It’s been a full two decades since prime-time television has seen an Asian American family sitcom. But ABC’s new show Fresh Off the Boat, loosely based on celebrity chef Eddie Huang’s memoir, is changing that. Though the very first Asian American family sitcom, Margaret Cho’s All-American Girl, was canceled due to poor ratings and lack of interest back in 1995, Fresh Off the Boat has already stirred up considerable buzz. It’s also a significant moment for many Asian Americans, who have largely been excluded or misrepresented when it comes to the mainstream.
But testing the waters won’t be easy for Fresh Off the Boat. Will the show resonate with a non-Asian audience? Will it manage to undermine stereotypes or end up reinforcing them? Will its jokes be lame?
So we wanted to discuss the series from an Asian American point of view. This week, in our second discussion of the show, Slate’s Jennifer Lai was joined by Phil Yu, creator of the blog Angry Asian Man, along with NPR Code Switch’s Kat Chow.
Lai: Do you think these two episodes felt more watered down than the first two?
Yu: To be honest, ABC family comedies are not my preferred TV genre. I doubt I’d be tuning in if we weren’t talking about an Asian American family. They definitely felt more in the vein of “traditional” half-hour sitcom plots.
Chow: The narrative arc of the third episode, where young Eddie is trying to woo the hot neighbor—that felt more like a traditional sitcom. But I do think that both episodes were consistent in that they had various signposts for Asian Americans woven into them. In the third episode, it was the stinky tofu as the “weird Asian food.” In the fourth episode, it was the success perm.
Lai: Can we talk about stinky tofu for a second?
Yu: It seems they chose the grossest sounding thing that is actually delicious.
Chow: Confession: I hate stinky tofu.
Lai: I had to explain to my non-Chinese friend that stinky tofu is a real thing – there’s an actual dish that is literally called “stinky tofu.” (Google it.) But it’s known to be kind of a delicacy even among Chinese people, so I had a really hard time believing anyone would bring a dish like that to a Melrose Place marathon with the neighborhood wives.
But unlike Eddie in the lunchroom scene, Jessica wasn’t embarrassed about the fact that no one liked her food or thought it smelled.
Chow: That’s what makes her character so charming. She’s not so affected by her judgmental neighbors. She’s way less interested in assimilating than her husband or her kids, even.
Lai: This episode was all about assimilating–Louis is off studying NASCAR videos like they’re homework, Emory has not one but two girlfriends, and Evan is gossiping with the ladies at the block party … And Eddie wants a “fine shawty” on his arm in order to fit in.
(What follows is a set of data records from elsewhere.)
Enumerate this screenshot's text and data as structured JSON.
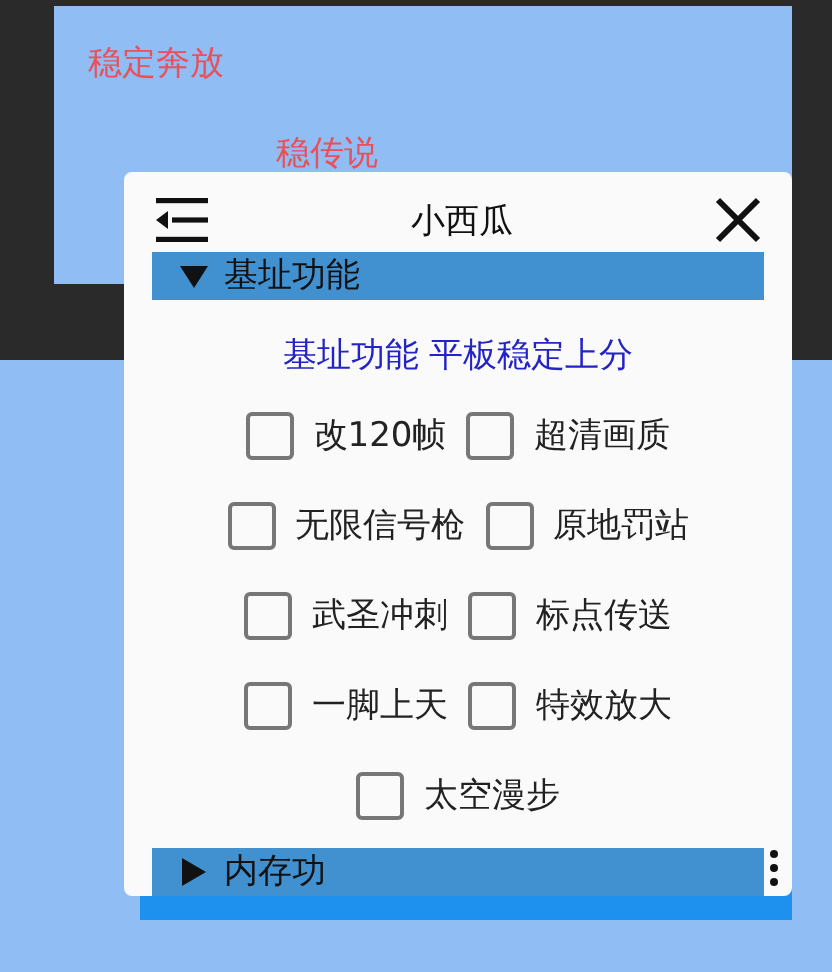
{
  "background_labels": [
    {
      "text": "稳定奔放"
    },
    {
      "text": "稳传说"
    }
  ],
  "dialog": {
    "title": "小西瓜",
    "sections": [
      {
        "label": "基址功能",
        "expanded": true,
        "subtitle": "基址功能 平板稳定上分",
        "rows": [
          [
            {
              "label": "改120帧",
              "checked": false
            },
            {
              "label": "超清画质",
              "checked": false
            }
          ],
          [
            {
              "label": "无限信号枪",
              "checked": false
            },
            {
              "label": "原地罚站",
              "checked": false
            }
          ],
          [
            {
              "label": "武圣冲刺",
              "checked": false
            },
            {
              "label": "标点传送",
              "checked": false
            }
          ],
          [
            {
              "label": "一脚上天",
              "checked": false
            },
            {
              "label": "特效放大",
              "checked": false
            }
          ],
          [
            {
              "label": "太空漫步",
              "checked": false
            }
          ]
        ]
      },
      {
        "label": "内存功",
        "expanded": false
      }
    ]
  }
}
Chow: Speaking of which, can we talk about how some of the women are portrayed in this show? Eddie’s pursuit of Honey, their attractive neighbor, is weird on so many levels. He asks her to dance at the neighborhood block party, and even tosses money at her, like she’s a stripper.
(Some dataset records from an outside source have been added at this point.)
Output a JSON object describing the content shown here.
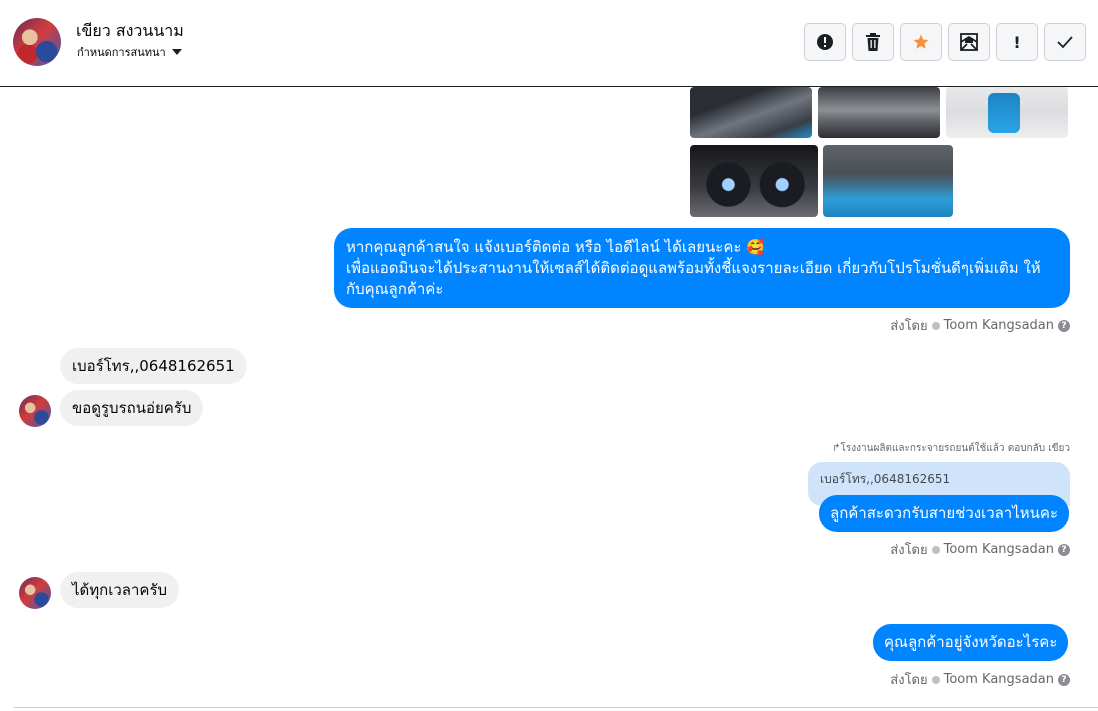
{
  "header": {
    "contact_name": "เขียว สงวนนาม",
    "contact_sub": "กำหนดการสนทนา",
    "toolbar": {
      "spam_icon": "exclamation-circle-icon",
      "delete_icon": "trash-icon",
      "star_icon": "star-icon",
      "unread_icon": "envelope-icon",
      "important_label": "!",
      "done_icon": "check-icon"
    },
    "star_color": "#f7923a"
  },
  "messages": {
    "photo_icons": [
      "car-interior-seats-photo",
      "car-interior-cabin-photo",
      "car-exterior-rear-photo",
      "car-dashboard-photo",
      "car-engine-photo"
    ],
    "out_1": {
      "line1": "หากคุณลูกค้าสนใจ แจ้งเบอร์ติดต่อ หรือ ไอดีไลน์ ได้เลยนะคะ 🥰",
      "line2": "เพื่อแอดมินจะได้ประสานงานให้เซลส์ได้ติดต่อดูแลพร้อมทั้งชี้แจงรายละเอียด เกี่ยวกับโปรโมชั่นดีๆเพิ่มเติม ให้",
      "line3": "กับคุณลูกค้าค่ะ"
    },
    "sent_by_1": {
      "prefix": "ส่งโดย",
      "name": "Toom Kangsadan"
    },
    "in_1": "เบอร์โทร,,0648162651",
    "in_2": "ขอดูรูบรถนอ่ยครับ",
    "reply_meta": "↱โรงงานผลิตและกระจายรถยนต์ใช้แล้ว ตอบกลับ เขียว",
    "quoted": "เบอร์โทร,,0648162651",
    "out_2": "ลูกค้าสะดวกรับสายช่วงเวลาไหนคะ",
    "sent_by_2": {
      "prefix": "ส่งโดย",
      "name": "Toom Kangsadan"
    },
    "in_3": "ได้ทุกเวลาครับ",
    "out_3": "คุณลูกค้าอยู่จังหวัดอะไรคะ",
    "sent_by_3": {
      "prefix": "ส่งโดย",
      "name": "Toom Kangsadan"
    }
  }
}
Yu: Eddie definitely adopts some of the wrongest lessons from hip-hop–misogyny, sexism–without fully even realizing what he’s doing. It’s not about desire. It’s about status.
Lai: Yeah, but I loved Honey! Sure, she’s the young hot trophy wife, but she’s also a genuinely kind person who befriends Jessica, likes Stephen King, and is open-minded enough to eat (and like!) stinky tofu. Though she’s white, she’s a total outsider too.
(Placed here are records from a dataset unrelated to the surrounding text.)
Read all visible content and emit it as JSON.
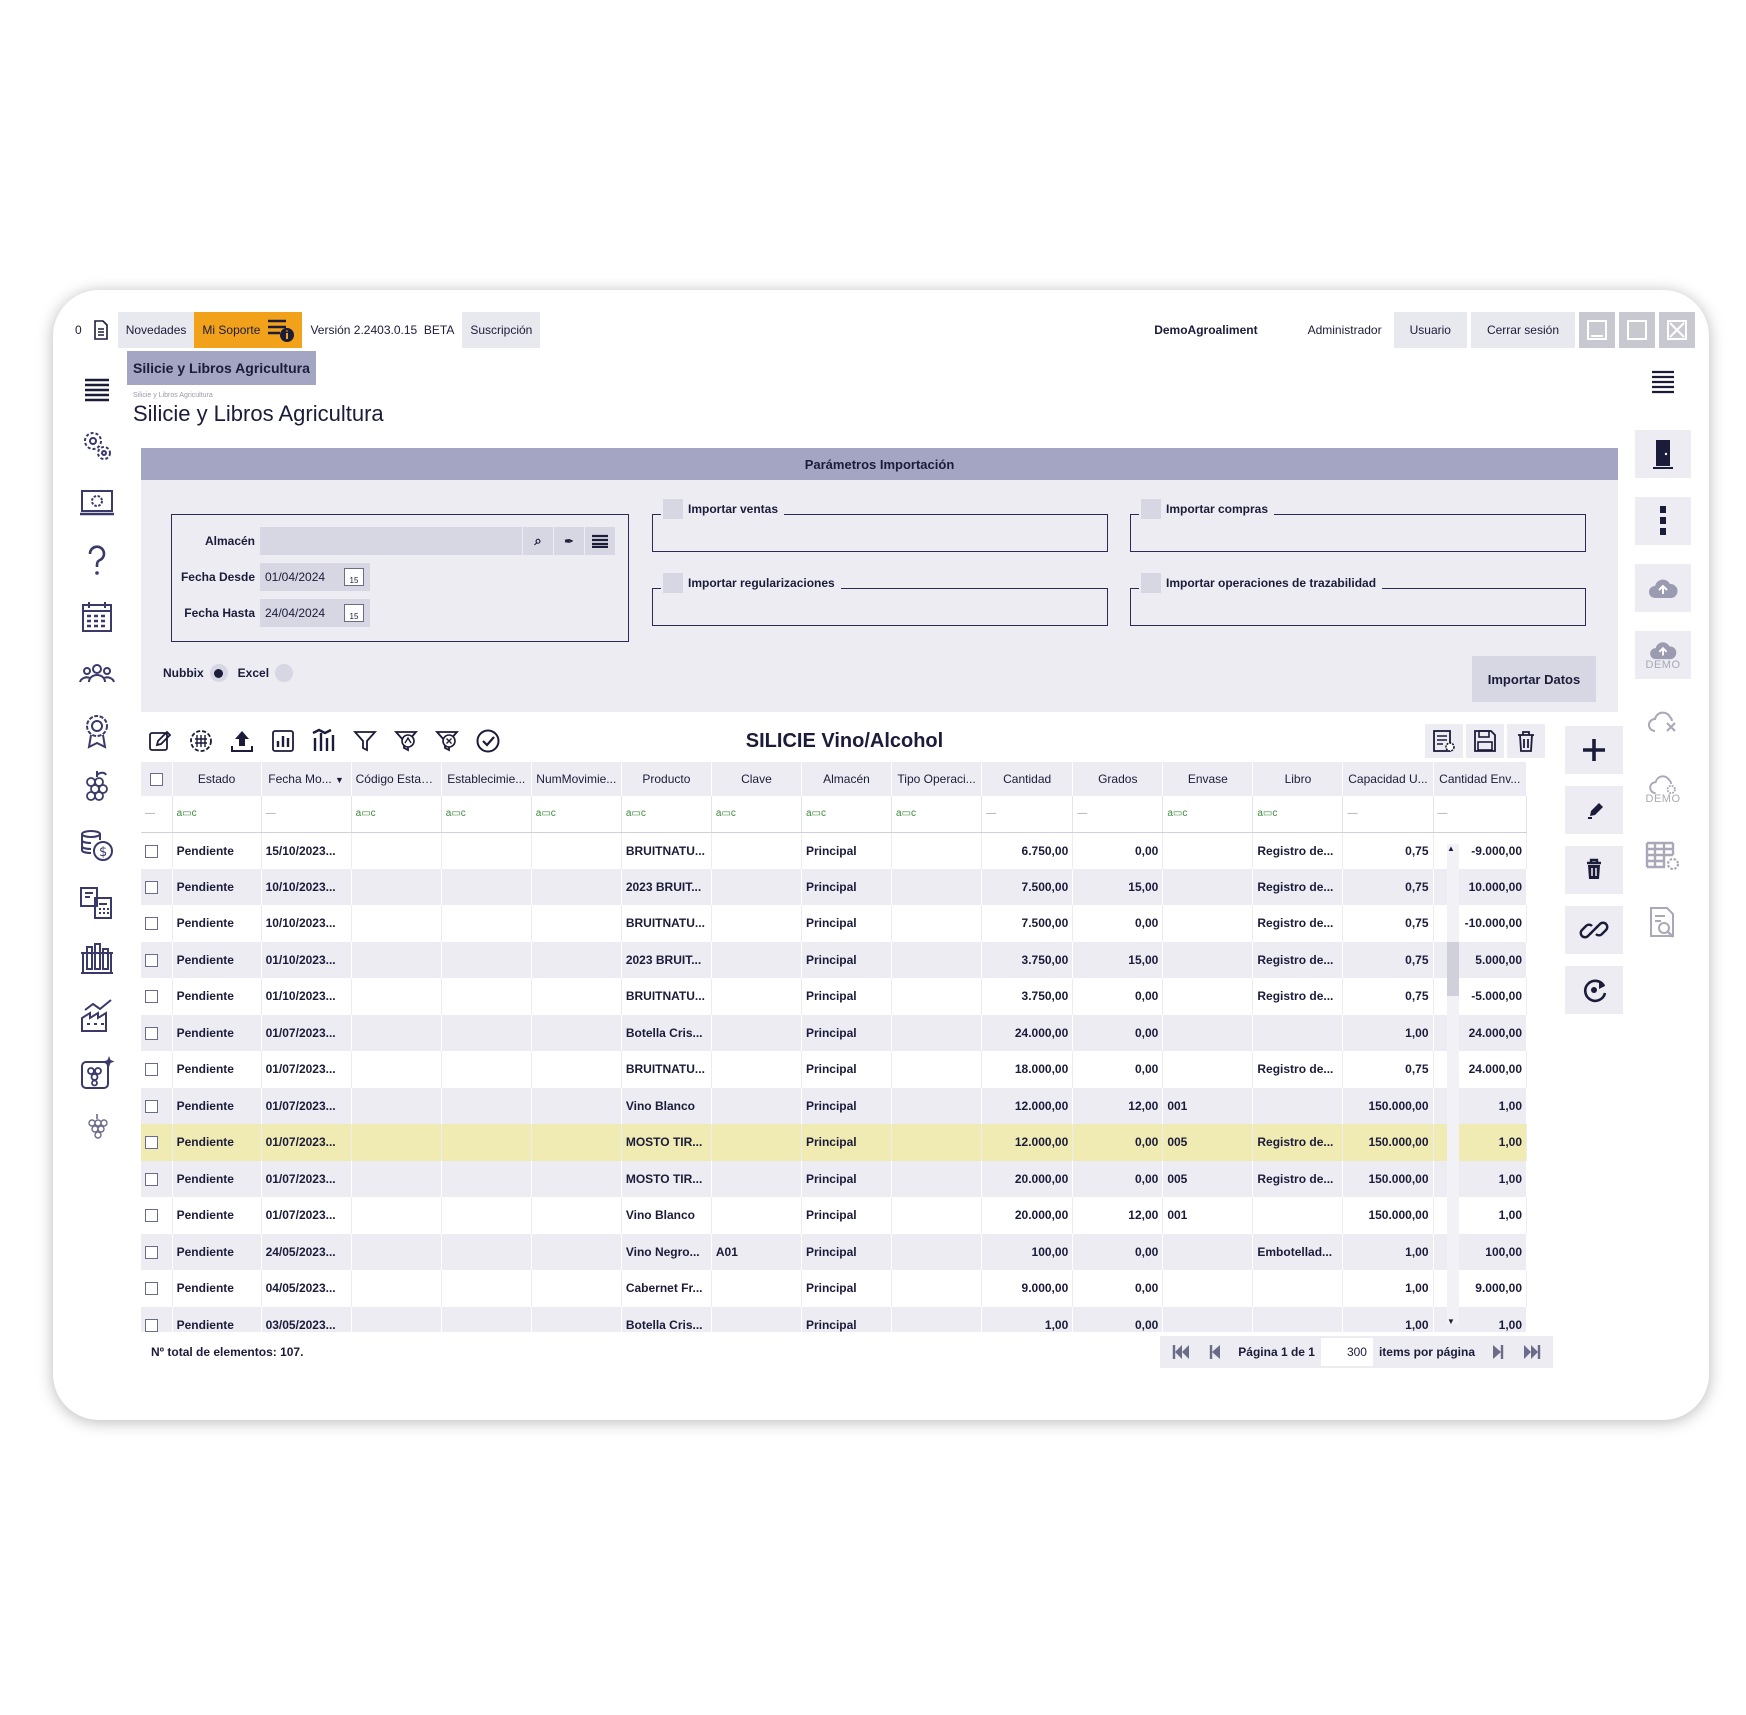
{
  "topbar": {
    "counter": "0",
    "novedades": "Novedades",
    "soporte": "Mi Soporte",
    "version": "Versión 2.2403.0.15",
    "beta": "BETA",
    "suscripcion": "Suscripción",
    "company": "DemoAgroaliment",
    "role": "Administrador",
    "usuario": "Usuario",
    "logout": "Cerrar sesión"
  },
  "breadcrumb": "Silicie y Libros Agricultura",
  "tiny_crumb": "Silicie y Libros Agricultura",
  "page_title": "Silicie y Libros Agricultura",
  "params": {
    "header": "Parámetros Importación",
    "almacen_label": "Almacén",
    "almacen_value": "",
    "fecha_desde_label": "Fecha Desde",
    "fecha_desde_value": "01/04/2024",
    "fecha_hasta_label": "Fecha Hasta",
    "fecha_hasta_value": "24/04/2024",
    "calendar_day": "15",
    "importar_ventas": "Importar ventas",
    "importar_compras": "Importar compras",
    "importar_regularizaciones": "Importar regularizaciones",
    "importar_trazabilidad": "Importar operaciones de trazabilidad",
    "radio_nubbix": "Nubbix",
    "radio_excel": "Excel",
    "selected_source": "Nubbix",
    "import_button": "Importar Datos"
  },
  "right_sidebar": {
    "demo_label": "DEMO"
  },
  "grid": {
    "title": "SILICIE Vino/Alcohol",
    "columns": [
      "Estado",
      "Fecha Mo...",
      "Código Estab...",
      "Establecimie...",
      "NumMovimie...",
      "Producto",
      "Clave",
      "Almacén",
      "Tipo Operaci...",
      "Cantidad",
      "Grados",
      "Envase",
      "Libro",
      "Capacidad U...",
      "Cantidad Env..."
    ],
    "rows": [
      [
        "Pendiente",
        "15/10/2023...",
        "",
        "",
        "",
        "BRUITNATU...",
        "",
        "Principal",
        "",
        "6.750,00",
        "0,00",
        "",
        "Registro de...",
        "0,75",
        "-9.000,00"
      ],
      [
        "Pendiente",
        "10/10/2023...",
        "",
        "",
        "",
        "2023 BRUIT...",
        "",
        "Principal",
        "",
        "7.500,00",
        "15,00",
        "",
        "Registro de...",
        "0,75",
        "10.000,00"
      ],
      [
        "Pendiente",
        "10/10/2023...",
        "",
        "",
        "",
        "BRUITNATU...",
        "",
        "Principal",
        "",
        "7.500,00",
        "0,00",
        "",
        "Registro de...",
        "0,75",
        "-10.000,00"
      ],
      [
        "Pendiente",
        "01/10/2023...",
        "",
        "",
        "",
        "2023 BRUIT...",
        "",
        "Principal",
        "",
        "3.750,00",
        "15,00",
        "",
        "Registro de...",
        "0,75",
        "5.000,00"
      ],
      [
        "Pendiente",
        "01/10/2023...",
        "",
        "",
        "",
        "BRUITNATU...",
        "",
        "Principal",
        "",
        "3.750,00",
        "0,00",
        "",
        "Registro de...",
        "0,75",
        "-5.000,00"
      ],
      [
        "Pendiente",
        "01/07/2023...",
        "",
        "",
        "",
        "Botella Cris...",
        "",
        "Principal",
        "",
        "24.000,00",
        "0,00",
        "",
        "",
        "1,00",
        "24.000,00"
      ],
      [
        "Pendiente",
        "01/07/2023...",
        "",
        "",
        "",
        "BRUITNATU...",
        "",
        "Principal",
        "",
        "18.000,00",
        "0,00",
        "",
        "Registro de...",
        "0,75",
        "24.000,00"
      ],
      [
        "Pendiente",
        "01/07/2023...",
        "",
        "",
        "",
        "Vino Blanco",
        "",
        "Principal",
        "",
        "12.000,00",
        "12,00",
        "001",
        "",
        "150.000,00",
        "1,00"
      ],
      [
        "Pendiente",
        "01/07/2023...",
        "",
        "",
        "",
        "MOSTO TIR...",
        "",
        "Principal",
        "",
        "12.000,00",
        "0,00",
        "005",
        "Registro de...",
        "150.000,00",
        "1,00"
      ],
      [
        "Pendiente",
        "01/07/2023...",
        "",
        "",
        "",
        "MOSTO TIR...",
        "",
        "Principal",
        "",
        "20.000,00",
        "0,00",
        "005",
        "Registro de...",
        "150.000,00",
        "1,00"
      ],
      [
        "Pendiente",
        "01/07/2023...",
        "",
        "",
        "",
        "Vino Blanco",
        "",
        "Principal",
        "",
        "20.000,00",
        "12,00",
        "001",
        "",
        "150.000,00",
        "1,00"
      ],
      [
        "Pendiente",
        "24/05/2023...",
        "",
        "",
        "",
        "Vino Negro...",
        "A01",
        "Principal",
        "",
        "100,00",
        "0,00",
        "",
        "Embotellad...",
        "1,00",
        "100,00"
      ],
      [
        "Pendiente",
        "04/05/2023...",
        "",
        "",
        "",
        "Cabernet Fr...",
        "",
        "Principal",
        "",
        "9.000,00",
        "0,00",
        "",
        "",
        "1,00",
        "9.000,00"
      ],
      [
        "Pendiente",
        "03/05/2023...",
        "",
        "",
        "",
        "Botella Cris...",
        "",
        "Principal",
        "",
        "1,00",
        "0,00",
        "",
        "",
        "1,00",
        "1,00"
      ]
    ],
    "highlight_row": 8,
    "total_label": "Nº total de elementos: 107.",
    "page_label": "Página 1 de 1",
    "per_page_value": "300",
    "per_page_label": "items por página"
  },
  "colors": {
    "accent": "#a4a4c3",
    "panel": "#ececf2",
    "orange": "#f2a11a",
    "highlight": "#efebb3",
    "ink": "#1b1b3a"
  }
}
Chow: These white characters–and their reactions to the Huang family–are so necessary for a mainstream, broader audience.
Yu: I hope the larger audience is watching someone like Deirdre’s behavior and saying, “Ugh. Am I like that? I hope not.”
Lai: How do you feel about the public displays of affection that Jessica and Louis have been showing each other?
Yu: There was a public screening of the pilot back in the fall, and during the Q&A, someone said it didn’t feel authentic because Asian parents don’t show affection like that. Louis and Jessica kiss in the pilot episode. And then during a discussion yesterday, someone noted that they had never seen two Asians in bed before.
Lai: Among a lot of Asian American families, parents don’t show affection toward each other (at least, in front of children) in that way.
Chow: I’m all for Asian Americans getting it on with one another on-screen. We don’t see enough of it. I don’t really care if that part is authentic or not.
Yu: Clearly, Asians are getting it on in real-life. There’s a lot of us.